Innovation and Differentiation
Nvidia continues to innovate with new GPU architectures that push the boundaries of performance and efficiency. In Computex, this year, Nvidia CEO Jensen Huang announced the launch of a new product family annually instead of releasing once every two years. They plan to launch Blackwell this year, Blackwell Ultra next year and next generation chip named Ruben in 2026. Their focus on AI-specific features, like Tensor Cores, keeps them at the forefront of hardware innovation.

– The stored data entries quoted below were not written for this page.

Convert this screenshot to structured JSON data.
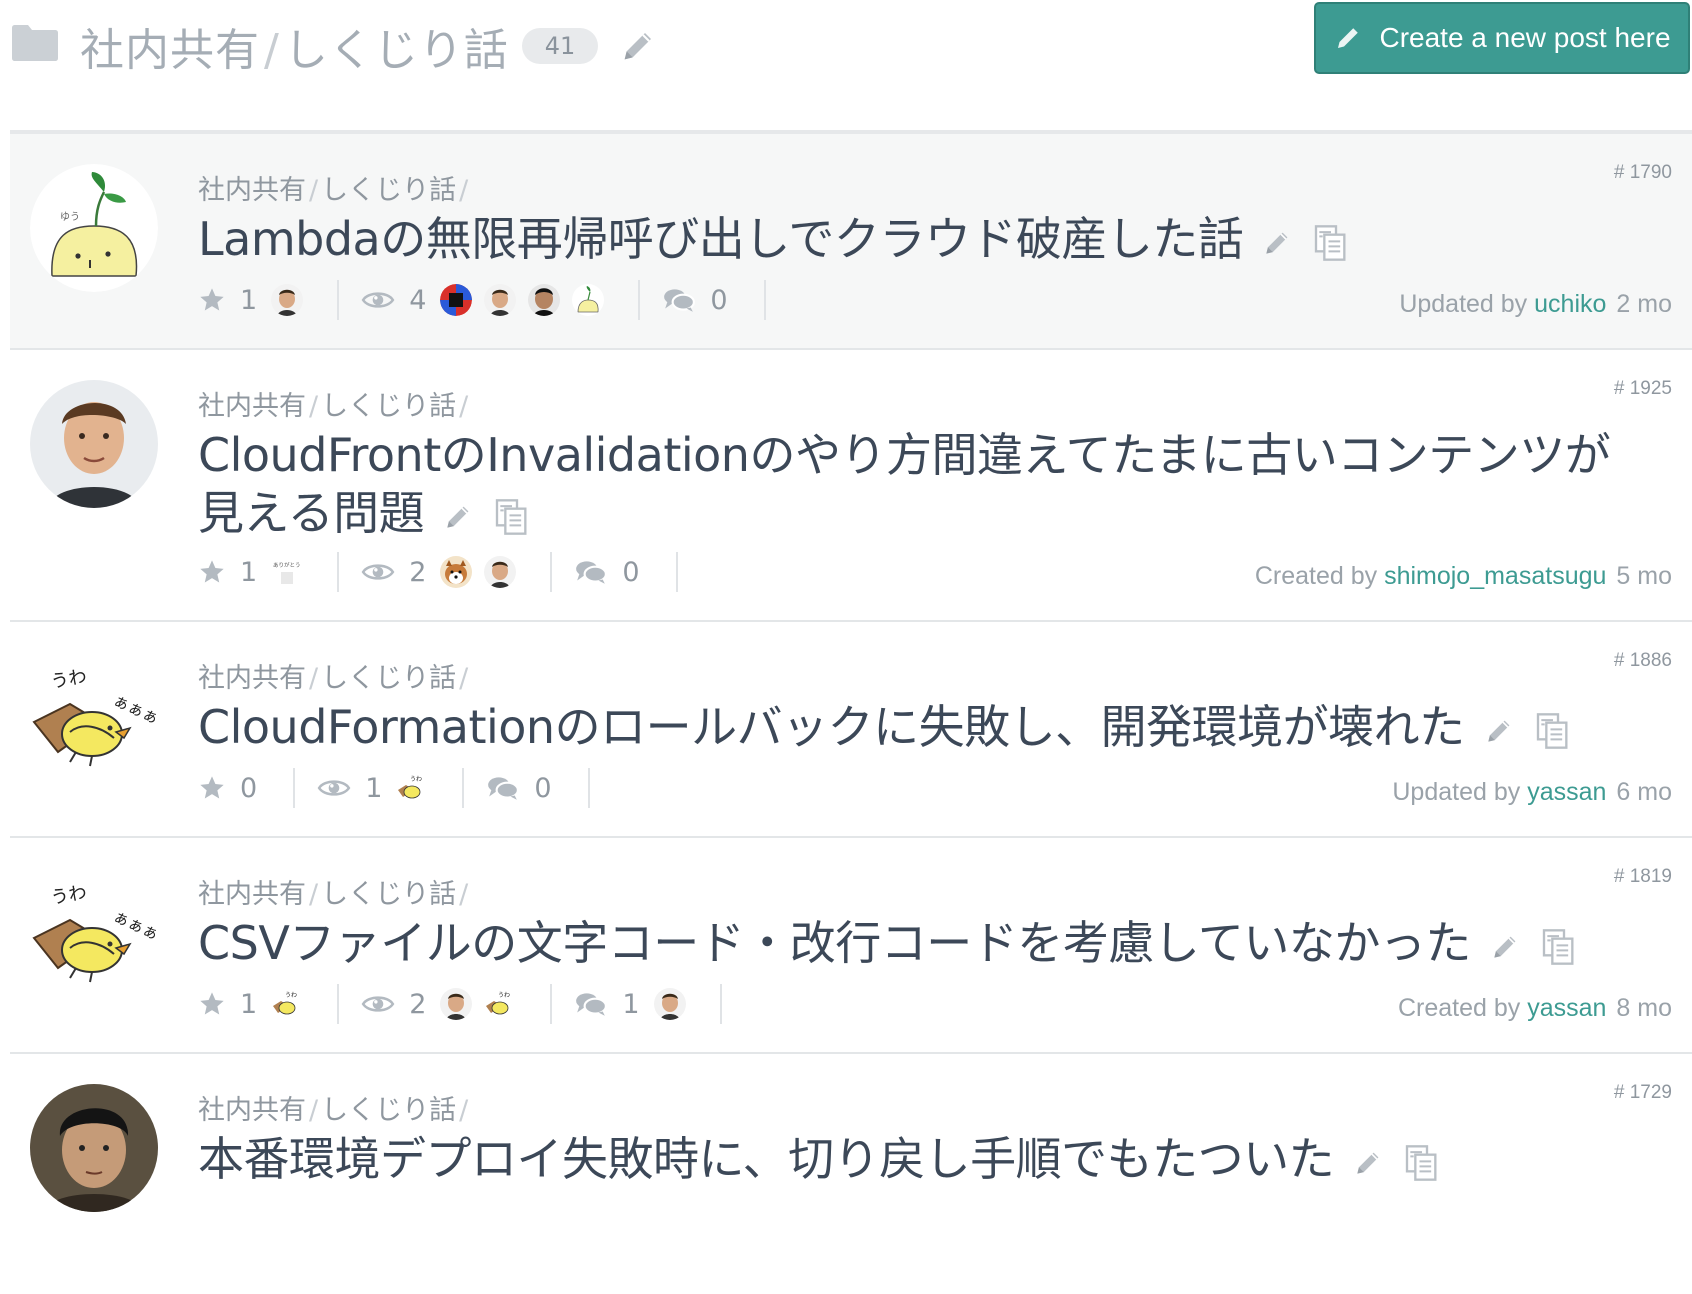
{
  "header": {
    "folder_root": "社内共有",
    "folder_name": "しくじり話",
    "separator": "/",
    "count": "41",
    "create_button_label": "Create a new post here"
  },
  "colors": {
    "accent": "#3d9b92",
    "text": "#3c4858",
    "muted": "#8f979f",
    "highlight_bg": "#f6f7f7"
  },
  "posts": [
    {
      "category_root": "社内共有",
      "category_name": "しくじり話",
      "number": "# 1790",
      "title": "Lambdaの無限再帰呼び出しでクラウド破産した話",
      "stars": "1",
      "watchers": "4",
      "comments": "0",
      "byline_prefix": "Updated by",
      "user": "uchiko",
      "time": "2 mo",
      "avatar_icon": "sprout-character-avatar"
    },
    {
      "category_root": "社内共有",
      "category_name": "しくじり話",
      "number": "# 1925",
      "title": "CloudFrontのInvalidationのやり方間違えてたまに古いコンテンツが見える問題",
      "stars": "1",
      "watchers": "2",
      "comments": "0",
      "byline_prefix": "Created by",
      "user": "shimojo_masatsugu",
      "time": "5 mo",
      "avatar_icon": "person-photo-avatar"
    },
    {
      "category_root": "社内共有",
      "category_name": "しくじり話",
      "number": "# 1886",
      "title": "CloudFormationのロールバックに失敗し、開発環境が壊れた",
      "stars": "0",
      "watchers": "1",
      "comments": "0",
      "byline_prefix": "Updated by",
      "user": "yassan",
      "time": "6 mo",
      "avatar_icon": "yellow-bird-avatar"
    },
    {
      "category_root": "社内共有",
      "category_name": "しくじり話",
      "number": "# 1819",
      "title": "CSVファイルの文字コード・改行コードを考慮していなかった",
      "stars": "1",
      "watchers": "2",
      "comments": "1",
      "byline_prefix": "Created by",
      "user": "yassan",
      "time": "8 mo",
      "avatar_icon": "yellow-bird-avatar"
    },
    {
      "category_root": "社内共有",
      "category_name": "しくじり話",
      "number": "# 1729",
      "title": "本番環境デプロイ失敗時に、切り戻し手順でもたついた",
      "avatar_icon": "person-photo-avatar"
    }
  ]
}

Amazon's custom chips, Inferentia and Trainium, are optimized for specific AI workloads to offer cost and performance benefits. Inferentia excels at inference tasks, efficiently running pre-trained deep learning models on smaller, cheaper instances than traditional GPUs, providing significant cost savings. Trainium, on the other hand, is optimized for training large deep learning models with high throughput, enabling faster and potentially more cost-effective training compared to traditional GPUs. Additionally, both AWS and GCP provide tight integration, through SageMaker and Vertex AI with their cloud platforms simplifying deployment and management of AI workloads for enterprises.

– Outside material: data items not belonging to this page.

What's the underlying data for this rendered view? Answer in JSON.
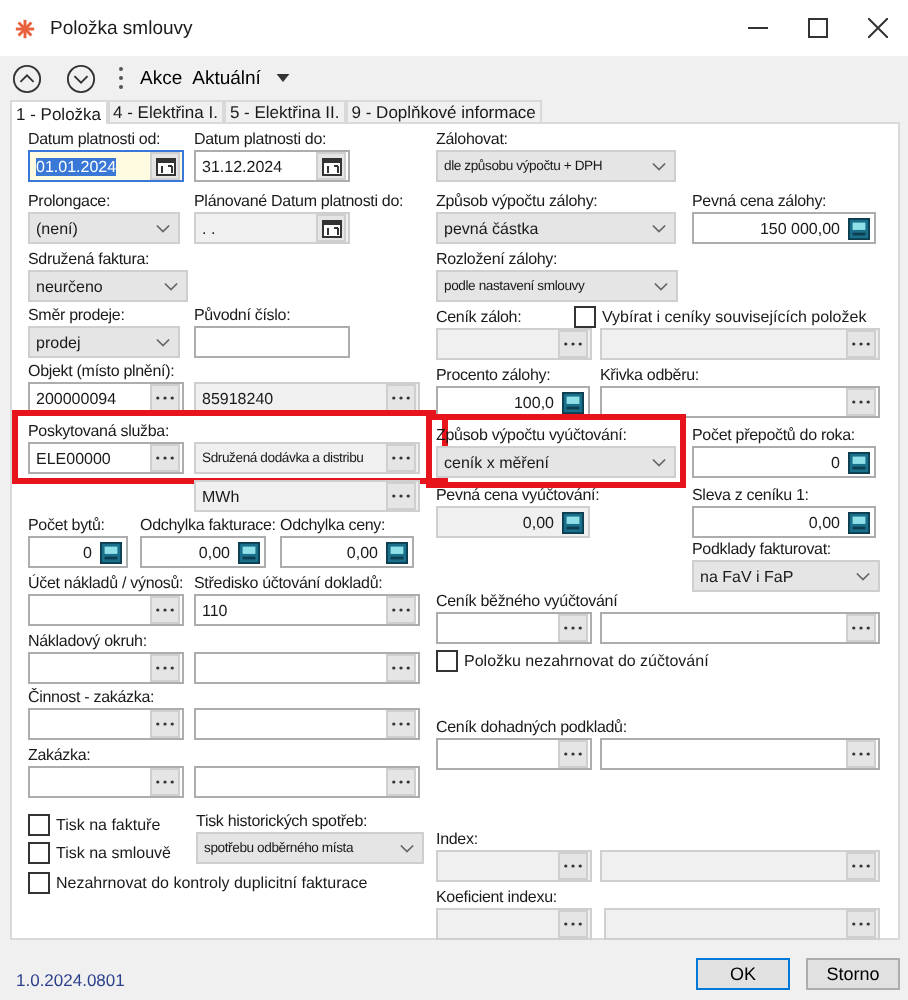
{
  "window": {
    "title": "Položka smlouvy"
  },
  "toolbar": {
    "menus": [
      "Akce",
      "Aktuální"
    ]
  },
  "tabs": [
    {
      "label": "1 - Položka",
      "selected": true
    },
    {
      "label": "4 - Elektřina I.",
      "selected": false
    },
    {
      "label": "5 - Elektřina II.",
      "selected": false
    },
    {
      "label": "9 - Doplňkové informace",
      "selected": false
    }
  ],
  "left": [
    {
      "highlighted": false,
      "fields": [
        {
          "label": "Datum platnosti od:",
          "kind": "date",
          "value": "01.01.2024",
          "disabled": false,
          "focused": true
        },
        {
          "label": "Datum platnosti do:",
          "kind": "date",
          "value": "31.12.2024",
          "disabled": false,
          "focused": false
        }
      ]
    },
    {
      "highlighted": false,
      "fields": [
        {
          "label": "Prolongace:",
          "kind": "select",
          "value": "(není)",
          "disabled": false,
          "focused": false
        },
        {
          "label": "Plánované Datum platnosti do:",
          "kind": "date",
          "value": ". .",
          "disabled": true,
          "focused": false
        }
      ]
    },
    {
      "highlighted": false,
      "fields": [
        {
          "label": "Sdružená faktura:",
          "kind": "select",
          "value": "neurčeno",
          "disabled": false,
          "focused": false
        }
      ]
    },
    {
      "highlighted": false,
      "fields": [
        {
          "label": "Směr prodeje:",
          "kind": "select",
          "value": "prodej",
          "disabled": false,
          "focused": false
        },
        {
          "label": "Původní číslo:",
          "kind": "text",
          "disabled": false,
          "focused": false
        }
      ]
    },
    {
      "highlighted": false,
      "fields": [
        {
          "label": "Objekt (místo plnění):",
          "kind": "lookup",
          "value": "200000094",
          "disabled": false,
          "focused": false
        },
        {
          "kind": "lookup",
          "value": "85918240",
          "disabled": true,
          "focused": false
        }
      ]
    },
    {
      "highlighted": true,
      "fields": [
        {
          "label": "Poskytovaná služba:",
          "kind": "lookup",
          "value": "ELE00000",
          "disabled": false,
          "focused": false
        },
        {
          "kind": "lookup",
          "value": "Sdružená dodávka a distribu",
          "disabled": true,
          "focused": false
        }
      ]
    },
    {
      "highlighted": false,
      "fields": [
        {
          "kind": "lookup",
          "value": "MWh",
          "disabled": true,
          "focused": false
        }
      ]
    },
    {
      "highlighted": false,
      "fields": [
        {
          "label": "Počet bytů:",
          "kind": "number",
          "value": "0",
          "disabled": false,
          "focused": false
        },
        {
          "label": "Odchylka fakturace:",
          "kind": "number",
          "value": "0,00",
          "disabled": false,
          "focused": false
        },
        {
          "label": "Odchylka ceny:",
          "kind": "number",
          "value": "0,00",
          "disabled": false,
          "focused": false
        }
      ]
    },
    {
      "highlighted": false,
      "fields": [
        {
          "label": "Účet nákladů / výnosů:",
          "kind": "lookup",
          "disabled": false,
          "focused": false
        },
        {
          "label": "Středisko účtování dokladů:",
          "kind": "lookup",
          "value": "110",
          "disabled": false,
          "focused": false
        }
      ]
    },
    {
      "highlighted": false,
      "fields": [
        {
          "label": "Nákladový okruh:",
          "kind": "lookup",
          "disabled": false,
          "focused": false
        },
        {
          "kind": "lookup",
          "disabled": false,
          "focused": false
        }
      ]
    },
    {
      "highlighted": false,
      "fields": [
        {
          "label": "Činnost - zakázka:",
          "kind": "lookup",
          "disabled": false,
          "focused": false
        },
        {
          "kind": "lookup",
          "disabled": false,
          "focused": false
        }
      ]
    },
    {
      "highlighted": false,
      "fields": [
        {
          "label": "Zakázka:",
          "kind": "lookup",
          "disabled": false,
          "focused": false
        },
        {
          "kind": "lookup",
          "disabled": false,
          "focused": false
        }
      ]
    },
    {
      "highlighted": false,
      "fields": [
        {
          "kind": "checkbox",
          "label": "Tisk na faktuře",
          "checked": false
        },
        {
          "kind": "checkbox",
          "label": "Tisk na smlouvě",
          "checked": false
        },
        {
          "label": "Tisk historických spotřeb:",
          "kind": "select",
          "value": "spotřebu odběrného místa",
          "disabled": false,
          "focused": false
        }
      ]
    },
    {
      "highlighted": false,
      "fields": [
        {
          "kind": "checkbox",
          "label": "Nezahrnovat do kontroly duplicitní fakturace",
          "checked": false
        }
      ]
    }
  ],
  "right": [
    {
      "fields": [
        {
          "label": "Zálohovat:",
          "kind": "select",
          "value": "dle způsobu výpočtu + DPH",
          "disabled": false,
          "focused": false,
          "highlighted": false
        }
      ]
    },
    {
      "fields": [
        {
          "label": "Způsob výpočtu zálohy:",
          "kind": "select",
          "value": "pevná částka",
          "disabled": false,
          "focused": false,
          "highlighted": false
        },
        {
          "label": "Pevná cena zálohy:",
          "kind": "number",
          "value": "150 000,00",
          "disabled": false,
          "focused": false,
          "highlighted": false
        }
      ]
    },
    {
      "fields": [
        {
          "label": "Rozložení zálohy:",
          "kind": "select",
          "value": "podle nastavení smlouvy",
          "disabled": false,
          "focused": false,
          "highlighted": false
        }
      ]
    },
    {
      "fields": [
        {
          "label": "Ceník záloh:",
          "kind": "lookup",
          "disabled": true,
          "focused": false,
          "highlighted": false
        },
        {
          "checkbox": {
            "label": "Vybírat i ceníky souvisejících položek",
            "checked": false
          },
          "kind": "lookup",
          "disabled": true,
          "focused": false,
          "highlighted": false
        }
      ]
    },
    {
      "fields": [
        {
          "label": "Procento zálohy:",
          "kind": "number",
          "value": "100,0",
          "disabled": false,
          "focused": false,
          "highlighted": false
        },
        {
          "label": "Křivka odběru:",
          "kind": "lookup",
          "disabled": false,
          "focused": false,
          "highlighted": false
        }
      ]
    },
    {
      "fields": [
        {
          "label": "Způsob výpočtu vyúčtování:",
          "kind": "select",
          "value": "ceník x měření",
          "disabled": false,
          "focused": false,
          "highlighted": true
        },
        {
          "label": "Počet přepočtů do roka:",
          "kind": "number",
          "value": "0",
          "disabled": false,
          "focused": false,
          "highlighted": false
        }
      ]
    },
    {
      "fields": [
        {
          "label": "Pevná cena vyúčtování:",
          "kind": "number",
          "value": "0,00",
          "disabled": true,
          "focused": false,
          "highlighted": false
        },
        {
          "label": "Sleva z ceníku 1:",
          "kind": "number",
          "value": "0,00",
          "disabled": false,
          "focused": false,
          "highlighted": false
        }
      ]
    },
    {
      "fields": [
        {
          "label": "Podklady fakturovat:",
          "kind": "select",
          "value": "na FaV i FaP",
          "disabled": false,
          "focused": false,
          "highlighted": false
        }
      ]
    },
    {
      "fields": [
        {
          "label": "Ceník běžného vyúčtování",
          "kind": "lookup",
          "disabled": false,
          "focused": false,
          "highlighted": false
        },
        {
          "kind": "lookup",
          "disabled": false,
          "focused": false,
          "highlighted": false
        }
      ]
    },
    {
      "fields": [
        {
          "kind": "checkbox",
          "label": "Položku nezahrnovat do zúčtování",
          "checked": false
        }
      ]
    },
    {
      "fields": [
        {
          "label": "Ceník dohadných podkladů:",
          "kind": "lookup",
          "disabled": false,
          "focused": false,
          "highlighted": false
        },
        {
          "kind": "lookup",
          "disabled": false,
          "focused": false,
          "highlighted": false
        }
      ]
    },
    {
      "fields": [
        {
          "label": "Index:",
          "kind": "lookup",
          "disabled": true,
          "focused": false,
          "highlighted": false
        },
        {
          "kind": "lookup",
          "disabled": true,
          "focused": false,
          "highlighted": false
        }
      ]
    },
    {
      "fields": [
        {
          "label": "Koeficient indexu:",
          "kind": "lookup",
          "disabled": true,
          "focused": false,
          "highlighted": false
        },
        {
          "kind": "lookup",
          "disabled": true,
          "focused": false,
          "highlighted": false
        }
      ]
    }
  ],
  "version": "1.0.2024.0801",
  "buttons": [
    {
      "label": "OK",
      "default": true
    },
    {
      "label": "Storno",
      "default": false
    }
  ]
}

Strategic Partnerships and Acquisitions
Nvidia has pursued strategic acquisitions, such as Mellanox for networking and ARM for CPU capabilities, to expand its technological capabilities and strengthen its position in the data center market. When the ARM acquisition failed, Nvidia turned it into a strategic partnership. In 2003, we shared an office building with Mellanox, which was developing networking products based on InfiniBand and Ethernet while we were building Fibre Channel switches. Nearly 16 years later, in 2019, Nvidia acquired Mellanox to bridge the gap needed to offer a full-stack solution, from AI compute to networking, for their next-gen data center platforms.
AWS's acquisition of Annapurna Labs was instrumental in launching the AWS Nitro system in 2016. During my time at AWS, I worked on the Nitro security module as part of the EC2 team. The same Annapurna team is likely behind AWS's recent AI chips. In addition, AWS has strategically partnered with Mistral.AI and Anthropic to enhance its AI and machine learning capabilities. These partnerships allow AWS to integrate cutting-edge AI research and technologies into its cloud services. Mistral.AI contributes expertise in advanced AI models, while Anthropic focuses on creating reliable and interpretable AI systems. Together, these initiatives position AWS as a leader in the AI and machine learning space, offering robust and innovative solutions to its customers.
Conclusion
The Gorilla Game is an interesting read and provides a valuable framework for analyzing industry leadership. I wanted to apply it to discuss in the domain that I am currently working and have shared my thoughts on industry leaders in the AI/ML space. While Nvidia is currently dominant, it is too early to declare a definitive winner. Cloud companies like Amazon and Google are building their own special chips and offering complete AI services all in one place. This means the future might see both Nvidia and cloud companies working together, with the best company winning based on who solves customers' problems most effectively.
The "Gorilla Game" lens can be applied to other tech sectors too! See if you can spot the gorillas and challengers shaping the future of your favorite technology.